La camisa blanca que llevaba era de un algodón tan fino que parecía líquido, y la llevaba abierta en el cuello, creando un escote en V pronunciado que dejaba ver la prenda negra de cuello alto que asomaba debajo. El contraste era impactante: lo blanco, puro, casi luminoso, contra lo negro, profundo, contenido. Las mangas, ligeramente arremangadas, dejaban ver sus antebrazos, y Zamir se sorprendió mirando las venas que marcaban su piel, las manos que había visto cerrar tratos y también, en la madrugada, buscar las suyas bajo las sábanas.

Los pantalones negros eran de corte ancho, con pliegues en la parte delantera que caían con una elegancia fluida, y un cinturón negro con hebilla plateada marcaba su cintura con un toque pulido. Las botas Chelsea negras, de ante mate, completaban un conjunto que era a la vez formal y contemporáneo, como si Maximilian hubiera decidido que los trajes a cuadros eran solo el comienzo de una transformación más profunda.

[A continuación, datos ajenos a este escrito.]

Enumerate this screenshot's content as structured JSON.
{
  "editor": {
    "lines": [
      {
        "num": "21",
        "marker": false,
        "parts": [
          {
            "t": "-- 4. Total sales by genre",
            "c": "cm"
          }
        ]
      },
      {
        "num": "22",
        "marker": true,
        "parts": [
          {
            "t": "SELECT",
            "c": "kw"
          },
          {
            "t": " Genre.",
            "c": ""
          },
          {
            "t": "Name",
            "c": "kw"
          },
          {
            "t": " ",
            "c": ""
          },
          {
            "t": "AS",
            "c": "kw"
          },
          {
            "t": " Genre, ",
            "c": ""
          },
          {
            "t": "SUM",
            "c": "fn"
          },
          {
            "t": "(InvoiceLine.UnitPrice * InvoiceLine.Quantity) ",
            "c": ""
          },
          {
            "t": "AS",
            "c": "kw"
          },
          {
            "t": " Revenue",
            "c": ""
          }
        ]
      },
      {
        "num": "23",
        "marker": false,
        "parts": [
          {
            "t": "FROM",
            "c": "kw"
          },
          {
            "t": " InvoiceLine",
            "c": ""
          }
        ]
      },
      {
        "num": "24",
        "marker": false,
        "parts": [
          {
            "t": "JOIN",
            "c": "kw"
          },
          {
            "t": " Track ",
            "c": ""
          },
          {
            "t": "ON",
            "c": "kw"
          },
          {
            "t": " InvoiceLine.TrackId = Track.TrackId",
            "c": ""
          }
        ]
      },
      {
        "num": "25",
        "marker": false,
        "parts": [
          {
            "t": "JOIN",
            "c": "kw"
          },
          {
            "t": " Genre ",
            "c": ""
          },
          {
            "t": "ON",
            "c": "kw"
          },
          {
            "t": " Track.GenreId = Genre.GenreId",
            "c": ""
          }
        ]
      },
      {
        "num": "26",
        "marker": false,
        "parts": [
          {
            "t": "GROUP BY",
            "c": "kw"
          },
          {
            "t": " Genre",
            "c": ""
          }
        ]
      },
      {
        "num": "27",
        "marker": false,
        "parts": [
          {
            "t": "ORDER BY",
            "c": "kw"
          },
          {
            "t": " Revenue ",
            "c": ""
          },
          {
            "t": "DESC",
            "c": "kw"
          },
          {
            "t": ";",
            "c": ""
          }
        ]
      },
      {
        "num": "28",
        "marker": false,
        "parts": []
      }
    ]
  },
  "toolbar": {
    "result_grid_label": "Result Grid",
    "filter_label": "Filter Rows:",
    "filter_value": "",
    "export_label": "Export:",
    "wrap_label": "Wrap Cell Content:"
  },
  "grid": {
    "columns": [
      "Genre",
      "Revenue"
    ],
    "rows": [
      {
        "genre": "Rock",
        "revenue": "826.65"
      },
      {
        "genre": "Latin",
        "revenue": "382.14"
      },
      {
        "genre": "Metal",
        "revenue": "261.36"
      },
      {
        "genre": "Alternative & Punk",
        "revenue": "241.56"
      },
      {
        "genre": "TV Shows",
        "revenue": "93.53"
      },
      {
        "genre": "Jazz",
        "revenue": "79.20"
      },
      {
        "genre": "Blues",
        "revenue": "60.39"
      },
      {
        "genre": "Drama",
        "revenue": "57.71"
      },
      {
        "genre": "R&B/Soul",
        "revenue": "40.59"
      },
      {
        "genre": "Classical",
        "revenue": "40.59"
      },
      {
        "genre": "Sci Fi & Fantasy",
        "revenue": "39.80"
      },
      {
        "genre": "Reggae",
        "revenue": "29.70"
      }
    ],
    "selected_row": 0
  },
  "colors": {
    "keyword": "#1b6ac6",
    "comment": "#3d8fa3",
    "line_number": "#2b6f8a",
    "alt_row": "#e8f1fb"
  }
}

Maximilian se ajustó el cuello de la camisa, pasó los dedos por su cabello plateado, y giró hacia Zamir. Sus ojos grises lo recorrieron de pies a cabeza con una expresión que Zamir no supo interpretar.

Maximilian: “¿Vas a quedarte ahí sentado todo el rato? Vístete. Llegamos tarde.”

Zamir parpadeó, saliendo de su ensimismamiento. Se levantó de la cama y abrió su maleta, sacando las pocas prendas formales que había traído. No era su mundo, esto de las cenas de negocios y los restaurantes elegantes. Su mundo eran los fogones, el delantal manchado de harina, el ruido de las sartenes. Pero aquí, en Moscú, en una habitación de hotel con Maximilian, intentaba ser algo que no era.

Se puso unos pantalones negros de vestir, una camisa blanca sencilla, y una chaqueta de lana gris que le había prestado Eliana antes de irse (“Por si acaso”, había dicho, con una sonrisa que él no supo leer). No era un traje a medida. No era un chaleco a cuadros. Pero era lo que tenía.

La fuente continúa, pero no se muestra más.